Given their history, it is hard to believe that no news is good news.
The third winter wave of H7N9 in China has been similarly cloaked in secrecy. What we don’t know about MERS in Saudi Arabia could fill volumes, and many countries that once reported avian flu cases regularly (i.e. Indonesia, Cambodia, Laos) have been noticeably silent the past few years.
Not all of these lapses in reporting are deliberate, of course. Some are due to a lack of resources, societal barriers, political instability or regional conflicts.
Over the past year we’ve also watched an unprecedented spread of HPAI H5 viruses around the globe, along with the emergence of a half dozen new sub-types of avian flu (H5N1 N/A, H5N2, H5N3, H5N6, H5N8, H10N8).
We are in the summer lull for avian flu, but outbreaks are expected to ramp back up this fall and winter. Hence the release of a CDC HAN:HPAI H5 Exposure, Human Health Investigations & Response just two weeks ago.

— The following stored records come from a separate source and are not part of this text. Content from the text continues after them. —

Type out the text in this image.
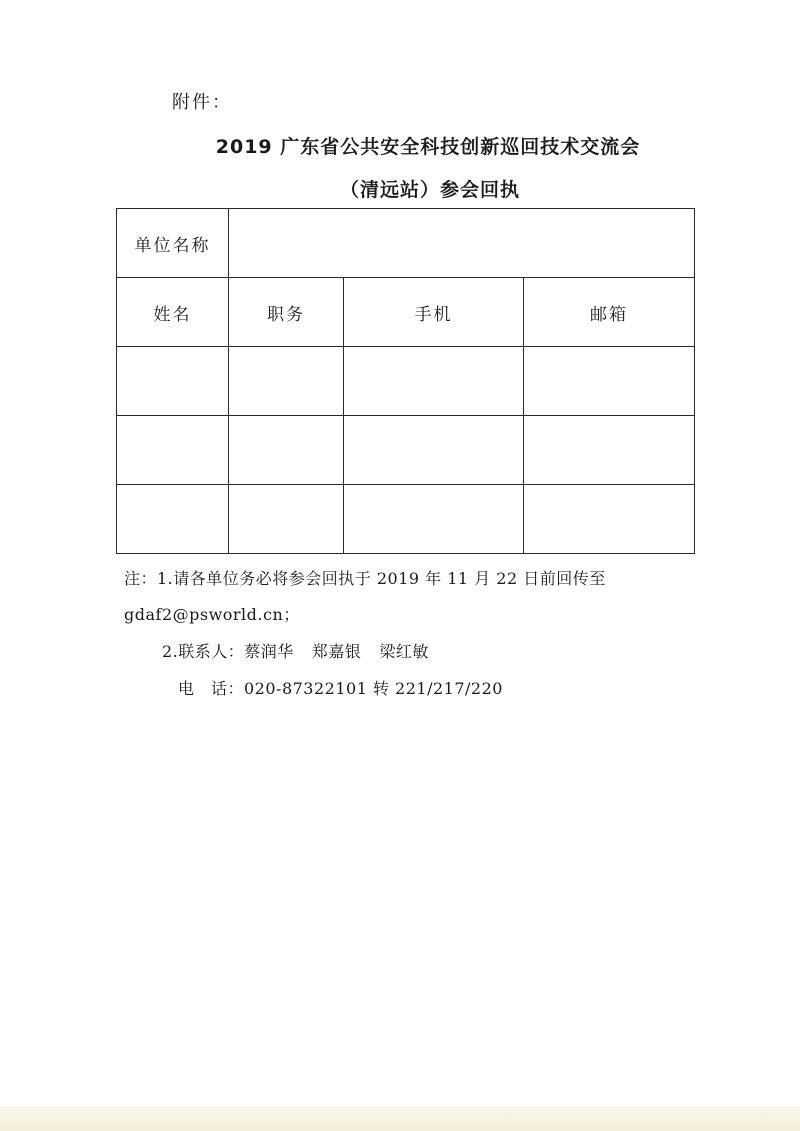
附件：
2019 广东省公共安全科技创新巡回技术交流会
（清远站）参会回执
单位名称			
姓名	职务	手机	邮箱

注：1.请各单位务必将参会回执于 2019 年 11 月 22 日前回传至
gdaf2@psworld.cn；
2.联系人：蔡润华 郑嘉银 梁红敏
电　话：020-87322101 转 221/217/220
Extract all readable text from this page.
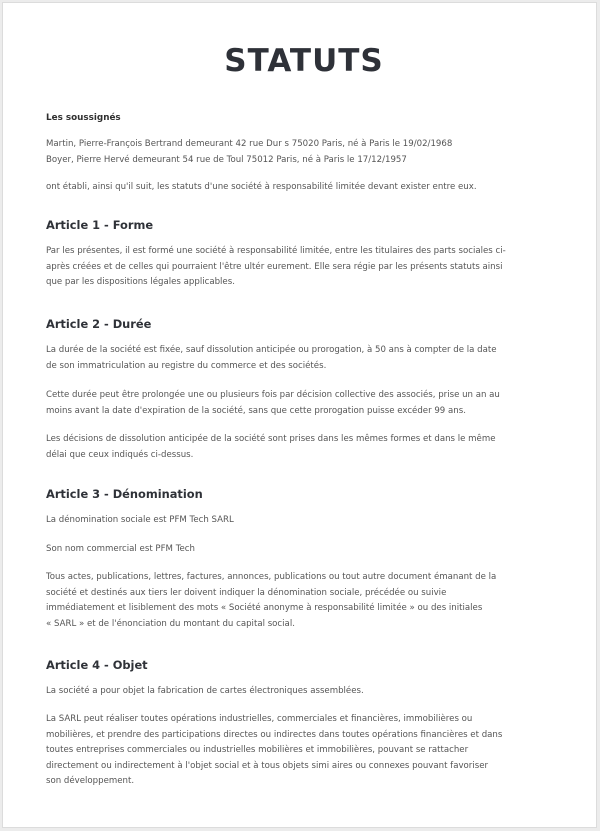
STATUTS
Les soussignés
Martin, Pierre-François Bertrand demeurant 42 rue Dur s 75020 Paris, né à Paris le 19/02/1968
Boyer, Pierre Hervé demeurant 54 rue de Toul 75012 Paris, né à Paris le 17/12/1957
ont établi, ainsi qu'il suit, les statuts d'une société à responsabilité limitée devant exister entre eux.
Article 1 - Forme
Par les présentes, il est formé une société à responsabilité limitée, entre les titulaires des parts sociales ci-
après créées et de celles qui pourraient l'être ultér eurement. Elle sera régie par les présents statuts ainsi
que par les dispositions légales applicables.
Article 2 - Durée
La durée de la société est fixée, sauf dissolution anticipée ou prorogation, à 50 ans à compter de la date
de son immatriculation au registre du commerce et des sociétés.
Cette durée peut être prolongée une ou plusieurs fois par décision collective des associés, prise un an au
moins avant la date d'expiration de la société, sans que cette prorogation puisse excéder 99 ans.
Les décisions de dissolution anticipée de la société sont prises dans les mêmes formes et dans le même
délai que ceux indiqués ci-dessus.
Article 3 - Dénomination
La dénomination sociale est PFM Tech SARL
Son nom commercial est PFM Tech
Tous actes, publications, lettres, factures, annonces, publications ou tout autre document émanant de la
société et destinés aux tiers ler doivent indiquer la dénomination sociale, précédée ou suivie
immédiatement et lisiblement des mots « Société anonyme à responsabilité limitée » ou des initiales
« SARL » et de l'énonciation du montant du capital social.
Article 4 - Objet
La société a pour objet la fabrication de cartes électroniques assemblées.
La SARL peut réaliser toutes opérations industrielles, commerciales et financières, immobilières ou
mobilières, et prendre des participations directes ou indirectes dans toutes opérations financières et dans
toutes entreprises commerciales ou industrielles mobilières et immobilières, pouvant se rattacher
directement ou indirectement à l'objet social et à tous objets simi aires ou connexes pouvant favoriser
son développement.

Last February, given the number of new flu subtypes, the remarkable and rapid spread of HPAI H5 viruses to Europe and North America, and several months of Egypt dealing with the worst human H5N1 outbreak in history, the World Health Organization released a blunt assessment called:
Warning signals from the volatile world of influenza viruses
February 2015
The current global influenza situation is characterized by a number of trends that must be closely monitored. These include: an increase in the variety of animal influenza viruses co-circulating and exchanging genetic material, giving rise to novel strains; continuing cases of human H7N9 infections in China; and a recent spurt of human H5N1 cases in Egypt. Changes in the H3N2 seasonal influenza viruses, which have affected the protection conferred by the current vaccine, are also of particular concern.
The entire report is well worth reading, but after warning that H5 viruses were currently the most obvious threat to health, they also advised:
Warning: be prepared for surprises
Though the world is better prepared for the next pandemic than ever before, it remains highly vulnerable, especially to a pandemic that causes severe disease. Nothing about influenza is predictable, including where the next pandemic might emerge and which virus might be responsible. The world was fortunate that the 2009 pandemic was relatively mild, but such good fortune is no precedent.
The time has come to take pandemic planning seriously again, not because of one specific threat like MERS or H5N1, but because there’s a growing list of pathogens with pandemic potential queuing up around the globe.
Otherwise, in the post-mortem analysis after the next pandemic, experts will once again be telling us that it should serve as a `wakeup call’ for the next global health crisis.